England: Hundreds of Crown Court judges face disqualification
Hundreds of Crown Court judges face disqualification because they have not spent enough time hearing trials.
Recorders must sit for at least 15 or 30 days per year, depending on experience, to keep their role.
However, as many as 70 per cent of the recorders are at risk of losing their positions because they cannot meet the annual requirements in the wake of court closures.
Barristers have told The Times that ministers and court bosses would need to authorise a “mass waiver” to allow part-time judges to continue to sit in the next financial year.
Lawyers said budget cuts are responsible for the problem. Lady Justice Macur said in September that Crown Court sitting days would be reduced by 15 per cent, from 97,400 in 2018-19 to a projected 82,300 for 2019-20. She said this was a “political decision” made by the Ministry of Justice.
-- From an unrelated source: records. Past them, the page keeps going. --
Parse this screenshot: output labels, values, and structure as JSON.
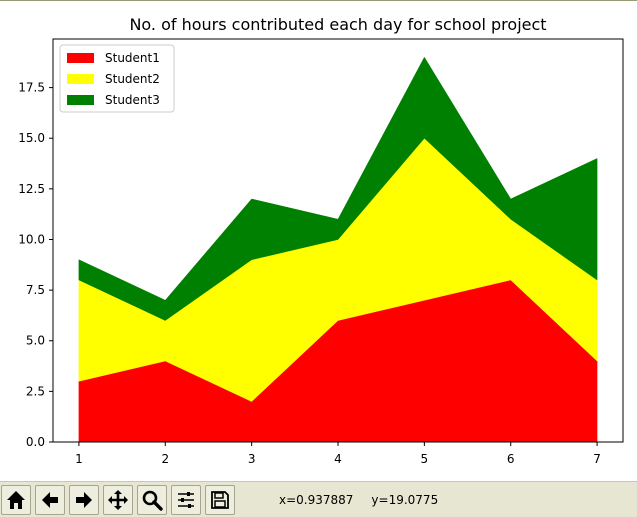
{
  "chart_data": {
    "type": "area",
    "stacked": true,
    "title": "No. of hours contributed each day for school project",
    "xlabel": "",
    "ylabel": "",
    "x": [
      1,
      2,
      3,
      4,
      5,
      6,
      7
    ],
    "series": [
      {
        "name": "Student1",
        "color": "#ff0000",
        "values": [
          3,
          4,
          2,
          6,
          7,
          8,
          4
        ]
      },
      {
        "name": "Student2",
        "color": "#ffff00",
        "values": [
          5,
          2,
          7,
          4,
          8,
          3,
          4
        ]
      },
      {
        "name": "Student3",
        "color": "#008000",
        "values": [
          1,
          1,
          3,
          1,
          4,
          1,
          6
        ]
      }
    ],
    "xlim": [
      0.7,
      7.3
    ],
    "ylim": [
      0,
      19.9
    ],
    "xticks": [
      "1",
      "2",
      "3",
      "4",
      "5",
      "6",
      "7"
    ],
    "yticks": [
      "0.0",
      "2.5",
      "5.0",
      "7.5",
      "10.0",
      "12.5",
      "15.0",
      "17.5"
    ],
    "ytick_values": [
      0,
      2.5,
      5,
      7.5,
      10,
      12.5,
      15,
      17.5
    ],
    "grid": false,
    "legend_position": "top-left"
  },
  "toolbar": {
    "buttons": [
      {
        "name": "home-button",
        "icon": "home-icon"
      },
      {
        "name": "back-button",
        "icon": "arrow-left-icon"
      },
      {
        "name": "forward-button",
        "icon": "arrow-right-icon"
      },
      {
        "name": "pan-button",
        "icon": "move-icon"
      },
      {
        "name": "zoom-button",
        "icon": "magnifier-icon"
      },
      {
        "name": "configure-subplots-button",
        "icon": "sliders-icon"
      },
      {
        "name": "save-button",
        "icon": "floppy-disk-icon"
      }
    ],
    "coords": {
      "x": "x=0.937887",
      "y": "y=19.0775"
    }
  }
}
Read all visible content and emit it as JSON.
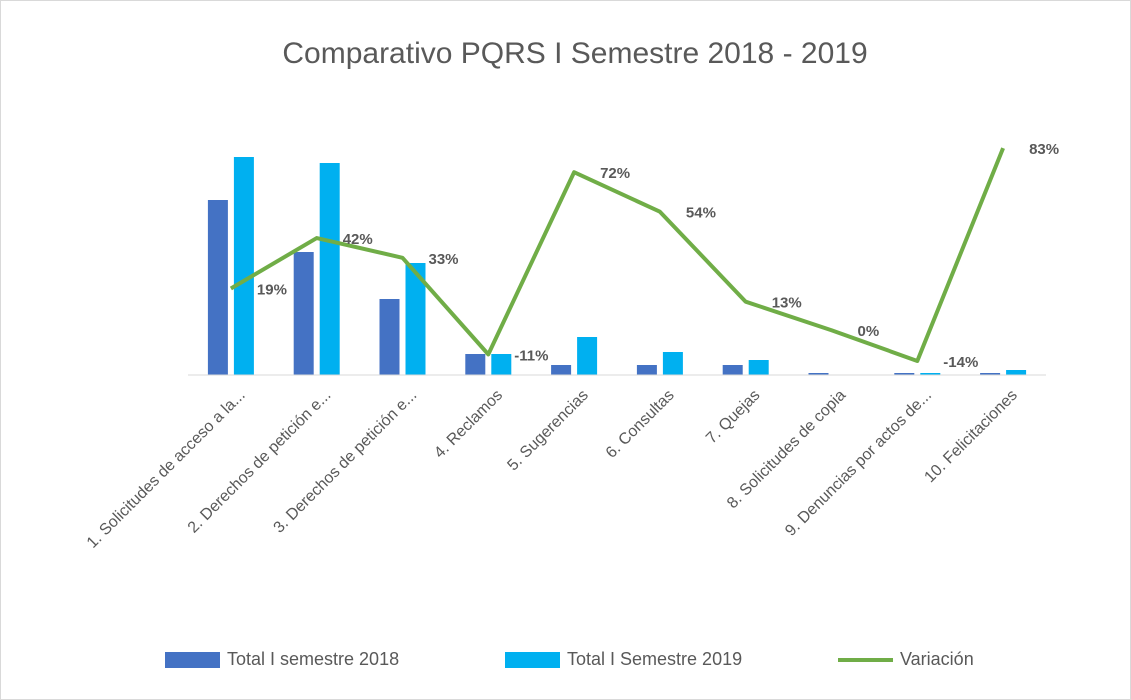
{
  "chart_data": {
    "type": "bar",
    "title": "Comparativo PQRS I Semestre 2018 - 2019",
    "categories": [
      "1. Solicitudes de acceso a la...",
      "2. Derechos de petición e...",
      "3. Derechos de petición e...",
      "4. Reclamos",
      "5. Sugerencias",
      "6. Consultas",
      "7. Quejas",
      "8. Solicitudes de copia",
      "9. Denuncias por actos de...",
      "10. Felicitaciones"
    ],
    "ylim": [
      0,
      230
    ],
    "y2lim": [
      -20.4,
      84.4
    ],
    "legend": "bottom",
    "series": [
      {
        "name": "Total I semestre 2018",
        "color": "#4472c4",
        "values": [
          175,
          123,
          76,
          21,
          10,
          10,
          10,
          2,
          2,
          2
        ]
      },
      {
        "name": "Total I Semestre 2019",
        "color": "#00b0f0",
        "values": [
          218,
          212,
          112,
          21,
          38,
          23,
          15,
          0,
          2,
          5
        ]
      },
      {
        "name": "Variación",
        "type": "line",
        "axis": "y2",
        "color": "#70ad47",
        "values": [
          19,
          42,
          33,
          -11,
          72,
          54,
          13,
          0,
          -14,
          83
        ],
        "value_labels": [
          "19%",
          "42%",
          "33%",
          "-11%",
          "72%",
          "54%",
          "13%",
          "0%",
          "-14%",
          "83%"
        ]
      }
    ]
  }
}
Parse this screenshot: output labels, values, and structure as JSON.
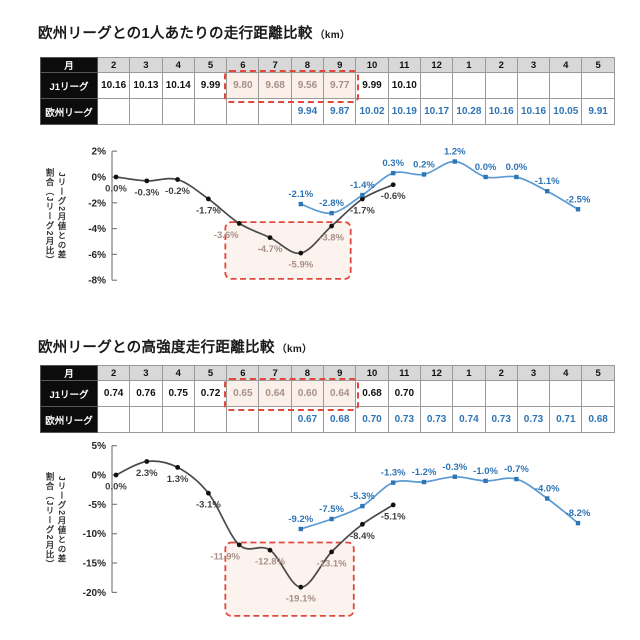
{
  "colors": {
    "accent_blue": "#2E74B5",
    "line_blue": "#5B9BD5",
    "marker_blue": "#2E75B6",
    "line_dark": "#4A4A4A",
    "muted_gray": "#A6908A",
    "highlight_red": "#E0483C",
    "table_month_header_bg": "#D8D8D8",
    "table_label_bg": "#0C0C0C"
  },
  "sections": [
    {
      "title": "欧州リーグとの1人あたりの走行距離比較",
      "title_unit": "（km）",
      "table": {
        "corner_label": "月",
        "months": [
          "2",
          "3",
          "4",
          "5",
          "6",
          "7",
          "8",
          "9",
          "10",
          "11",
          "12",
          "1",
          "2",
          "3",
          "4",
          "5"
        ],
        "rows": [
          {
            "label": "J1リーグ",
            "style": "dark",
            "values": [
              "10.16",
              "10.13",
              "10.14",
              "9.99",
              "9.80",
              "9.68",
              "9.56",
              "9.77",
              "9.99",
              "10.10",
              "",
              "",
              "",
              "",
              "",
              ""
            ],
            "highlight_cols": [
              4,
              5,
              6,
              7
            ]
          },
          {
            "label": "欧州リーグ",
            "style": "blue",
            "values": [
              "",
              "",
              "",
              "",
              "",
              "",
              "9.94",
              "9.87",
              "10.02",
              "10.19",
              "10.17",
              "10.28",
              "10.16",
              "10.16",
              "10.05",
              "9.91"
            ]
          }
        ]
      },
      "chart_data": {
        "type": "line",
        "ylabel_left": "割合（Jリーグ2月比）",
        "ylabel_right": "Jリーグ2月値との差",
        "categories": [
          "2",
          "3",
          "4",
          "5",
          "6",
          "7",
          "8",
          "9",
          "10",
          "11",
          "12",
          "1",
          "2",
          "3",
          "4",
          "5"
        ],
        "ylim": [
          -8,
          2
        ],
        "grid": false,
        "legend": "none",
        "yticks": [
          {
            "label": "2%",
            "value": 2
          },
          {
            "label": "0%",
            "value": 0
          },
          {
            "label": "-2%",
            "value": -2
          },
          {
            "label": "-4%",
            "value": -4
          },
          {
            "label": "-6%",
            "value": -6
          },
          {
            "label": "-8%",
            "value": -8
          }
        ],
        "series": [
          {
            "name": "J1リーグ",
            "color": "#4A4A4A",
            "marker_color": "#111111",
            "label_color": "#3F3F3F",
            "marker": "circle",
            "start_slot": 0,
            "label_side": "below",
            "values": [
              0.0,
              -0.3,
              -0.2,
              -1.7,
              -3.6,
              -4.7,
              -5.9,
              -3.8,
              -1.7,
              -0.6
            ],
            "labels": [
              "0.0%",
              "-0.3%",
              "-0.2%",
              "-1.7%",
              "-3.6%",
              "-4.7%",
              "-5.9%",
              "-3.8%",
              "-1.7%",
              "-0.6%"
            ],
            "muted_label_indices": [
              4,
              5,
              6,
              7
            ],
            "label_dx": [
              0,
              0,
              0,
              0,
              -13,
              0,
              0,
              0,
              0,
              0
            ]
          },
          {
            "name": "欧州リーグ",
            "color": "#5B9BD5",
            "marker_color": "#2E75B6",
            "label_color": "#2E74B5",
            "marker": "square",
            "start_slot": 6,
            "label_side": "above",
            "values": [
              -2.1,
              -2.8,
              -1.4,
              0.3,
              0.2,
              1.2,
              0.0,
              0.0,
              -1.1,
              -2.5
            ],
            "labels": [
              "-2.1%",
              "-2.8%",
              "-1.4%",
              "0.3%",
              "0.2%",
              "1.2%",
              "0.0%",
              "0.0%",
              "-1.1%",
              "-2.5%"
            ]
          }
        ],
        "highlight_box": {
          "slot_start": 3.55,
          "slot_end": 7.62,
          "val_top": -3.5,
          "val_bottom": -7.9
        }
      }
    },
    {
      "title": "欧州リーグとの高強度走行距離比較",
      "title_unit": "（km）",
      "table": {
        "corner_label": "月",
        "months": [
          "2",
          "3",
          "4",
          "5",
          "6",
          "7",
          "8",
          "9",
          "10",
          "11",
          "12",
          "1",
          "2",
          "3",
          "4",
          "5"
        ],
        "rows": [
          {
            "label": "J1リーグ",
            "style": "dark",
            "values": [
              "0.74",
              "0.76",
              "0.75",
              "0.72",
              "0.65",
              "0.64",
              "0.60",
              "0.64",
              "0.68",
              "0.70",
              "",
              "",
              "",
              "",
              "",
              ""
            ],
            "highlight_cols": [
              4,
              5,
              6,
              7
            ]
          },
          {
            "label": "欧州リーグ",
            "style": "blue",
            "values": [
              "",
              "",
              "",
              "",
              "",
              "",
              "0.67",
              "0.68",
              "0.70",
              "0.73",
              "0.73",
              "0.74",
              "0.73",
              "0.73",
              "0.71",
              "0.68"
            ]
          }
        ]
      },
      "chart_data": {
        "type": "line",
        "ylabel_left": "割合（Jリーグ2月比）",
        "ylabel_right": "Jリーグ2月値との差",
        "categories": [
          "2",
          "3",
          "4",
          "5",
          "6",
          "7",
          "8",
          "9",
          "10",
          "11",
          "12",
          "1",
          "2",
          "3",
          "4",
          "5"
        ],
        "ylim": [
          -20,
          5
        ],
        "grid": false,
        "legend": "none",
        "yticks": [
          {
            "label": "5%",
            "value": 5
          },
          {
            "label": "0%",
            "value": 0
          },
          {
            "label": "-5%",
            "value": -5
          },
          {
            "label": "-10%",
            "value": -10
          },
          {
            "label": "-15%",
            "value": -15
          },
          {
            "label": "-20%",
            "value": -20
          }
        ],
        "series": [
          {
            "name": "J1リーグ",
            "color": "#4A4A4A",
            "marker_color": "#111111",
            "label_color": "#3F3F3F",
            "marker": "circle",
            "start_slot": 0,
            "label_side": "below",
            "values": [
              0.0,
              2.3,
              1.3,
              -3.1,
              -11.9,
              -12.8,
              -19.1,
              -13.1,
              -8.4,
              -5.1
            ],
            "labels": [
              "0.0%",
              "2.3%",
              "1.3%",
              "-3.1%",
              "-11.9%",
              "-12.8%",
              "-19.1%",
              "-13.1%",
              "-8.4%",
              "-5.1%"
            ],
            "muted_label_indices": [
              4,
              5,
              6,
              7
            ],
            "label_dx": [
              0,
              0,
              0,
              0,
              -14,
              0,
              0,
              0,
              0,
              0
            ]
          },
          {
            "name": "欧州リーグ",
            "color": "#5B9BD5",
            "marker_color": "#2E75B6",
            "label_color": "#2E74B5",
            "marker": "square",
            "start_slot": 6,
            "label_side": "above",
            "values": [
              -9.2,
              -7.5,
              -5.3,
              -1.3,
              -1.2,
              -0.3,
              -1.0,
              -0.7,
              -4.0,
              -8.2
            ],
            "labels": [
              "-9.2%",
              "-7.5%",
              "-5.3%",
              "-1.3%",
              "-1.2%",
              "-0.3%",
              "-1.0%",
              "-0.7%",
              "-4.0%",
              "-8.2%"
            ]
          }
        ],
        "highlight_box": {
          "slot_start": 3.55,
          "slot_end": 7.72,
          "val_top": -11.5,
          "val_bottom": -24
        }
      }
    }
  ]
}
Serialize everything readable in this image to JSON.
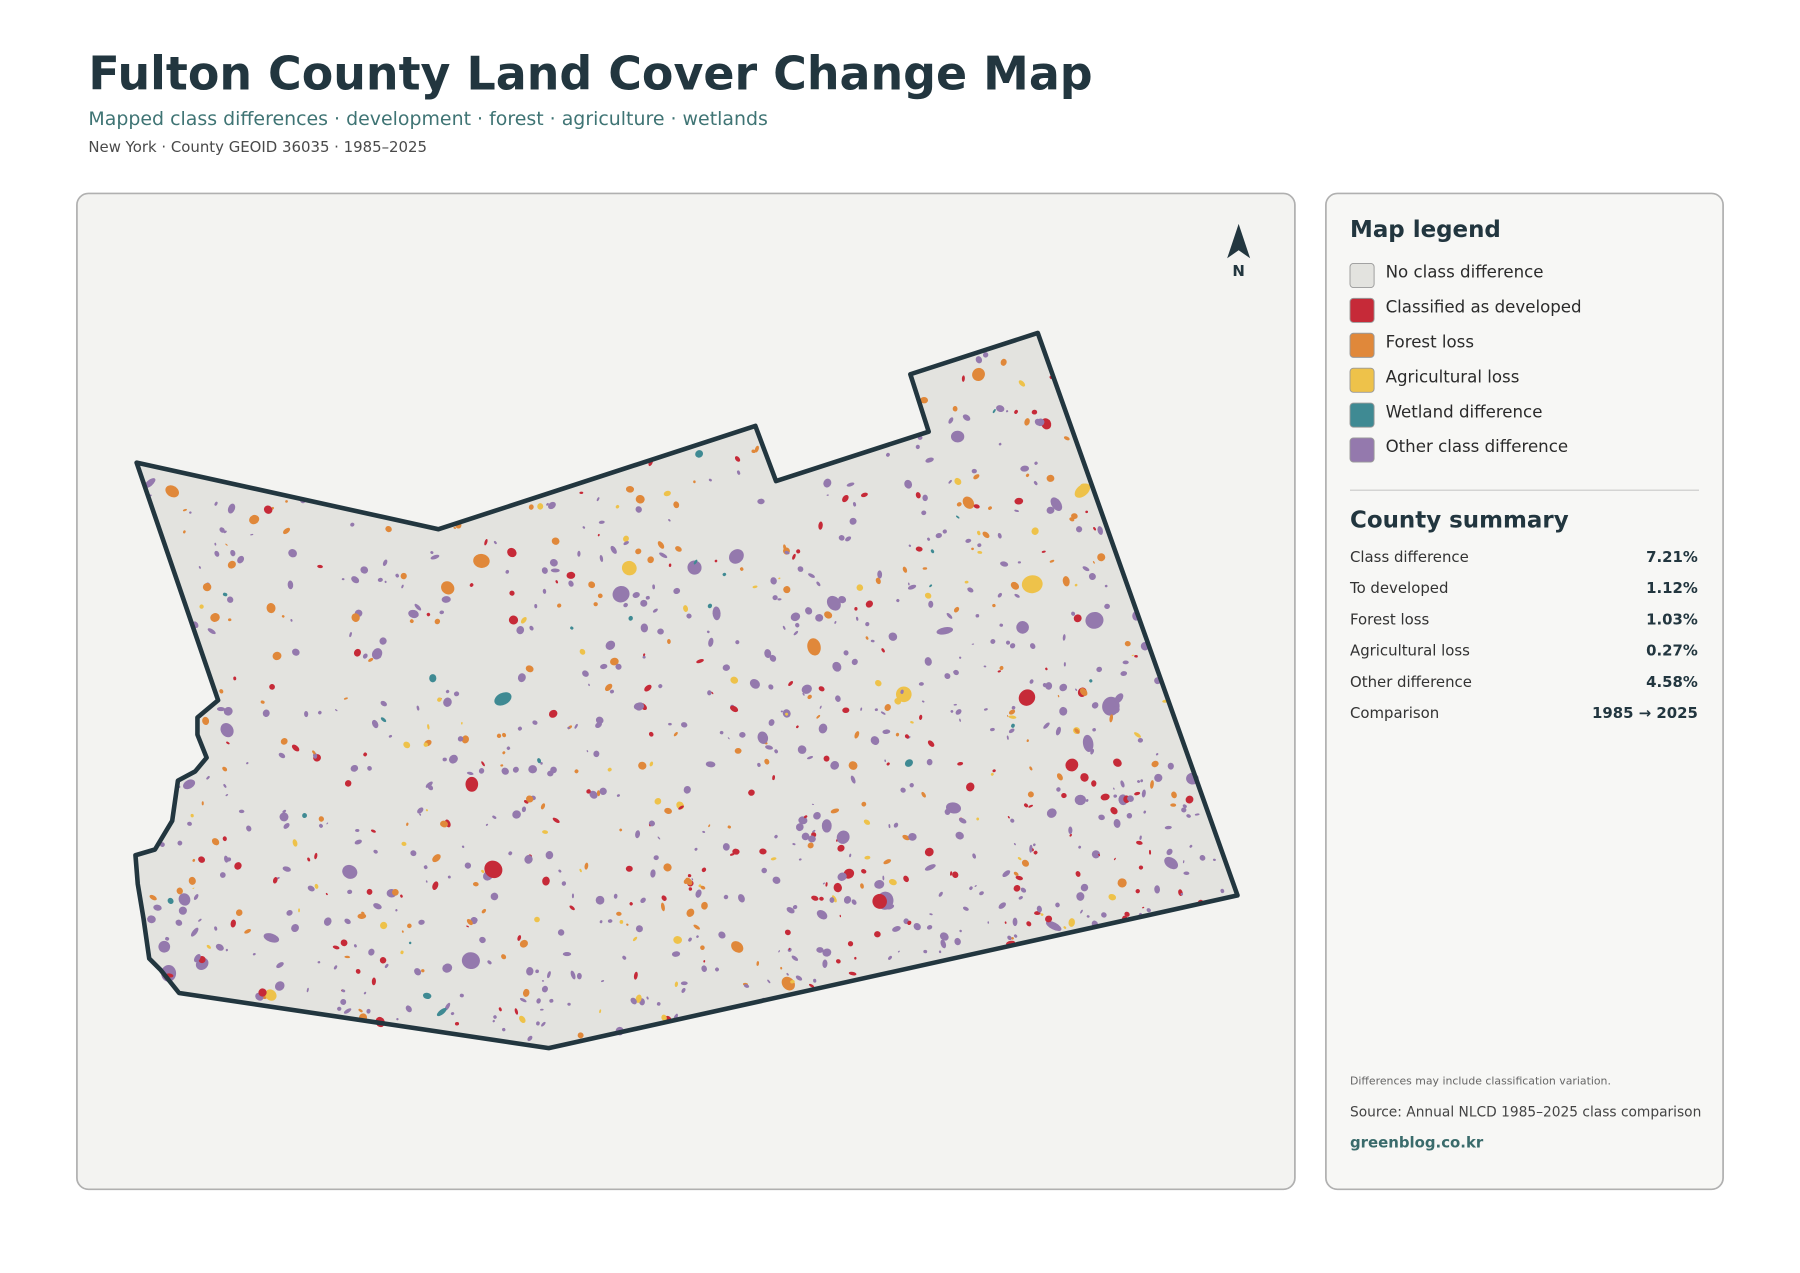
{
  "header": {
    "title": "Fulton County Land Cover Change Map",
    "subtitle": "Mapped class differences · development · forest · agriculture · wetlands",
    "meta": "New York · County GEOID 36035 · 1985–2025"
  },
  "map": {
    "north_label": "N"
  },
  "legend": {
    "title": "Map legend",
    "items": [
      {
        "label": "No class difference",
        "color": "#e3e3df"
      },
      {
        "label": "Classified as developed",
        "color": "#c62a38"
      },
      {
        "label": "Forest loss",
        "color": "#e0883a"
      },
      {
        "label": "Agricultural loss",
        "color": "#eec24a"
      },
      {
        "label": "Wetland difference",
        "color": "#3f8a93"
      },
      {
        "label": "Other class difference",
        "color": "#9479ad"
      }
    ]
  },
  "summary": {
    "title": "County summary",
    "rows": [
      [
        "Class difference",
        "7.21%"
      ],
      [
        "To developed",
        "1.12%"
      ],
      [
        "Forest loss",
        "1.03%"
      ],
      [
        "Agricultural loss",
        "0.27%"
      ],
      [
        "Other difference",
        "4.58%"
      ],
      [
        "Comparison",
        "1985 → 2025"
      ]
    ]
  },
  "notes": {
    "caveat": "Differences may include classification variation.",
    "source": "Source: Annual NLCD 1985–2025 class comparison",
    "credit": "greenblog.co.kr"
  }
}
Ministers reinstated 700 days for this financial year and 4,500 for the next one, though bar leaders said this fell “woefully short” of making up the difference, which stands at 27,000.
Caroline Goodwin QC, chairwoman of the Criminal Bar Association, said concerns about budget cuts were “not just about ensuring judges and recorders being able to fulfil their duties, but preventing the corrosive impact these delays have on the most vulnerable in our society.
“If prosecutions are abandoned due to victims pulling out over delays to investigations and court dates, we risk leaving justice undone.”
A spokeswoman for the judiciary said: “There is no question of any recorders losing their authorisation to sit in crime as a result of the reduction in crown court sitting days.”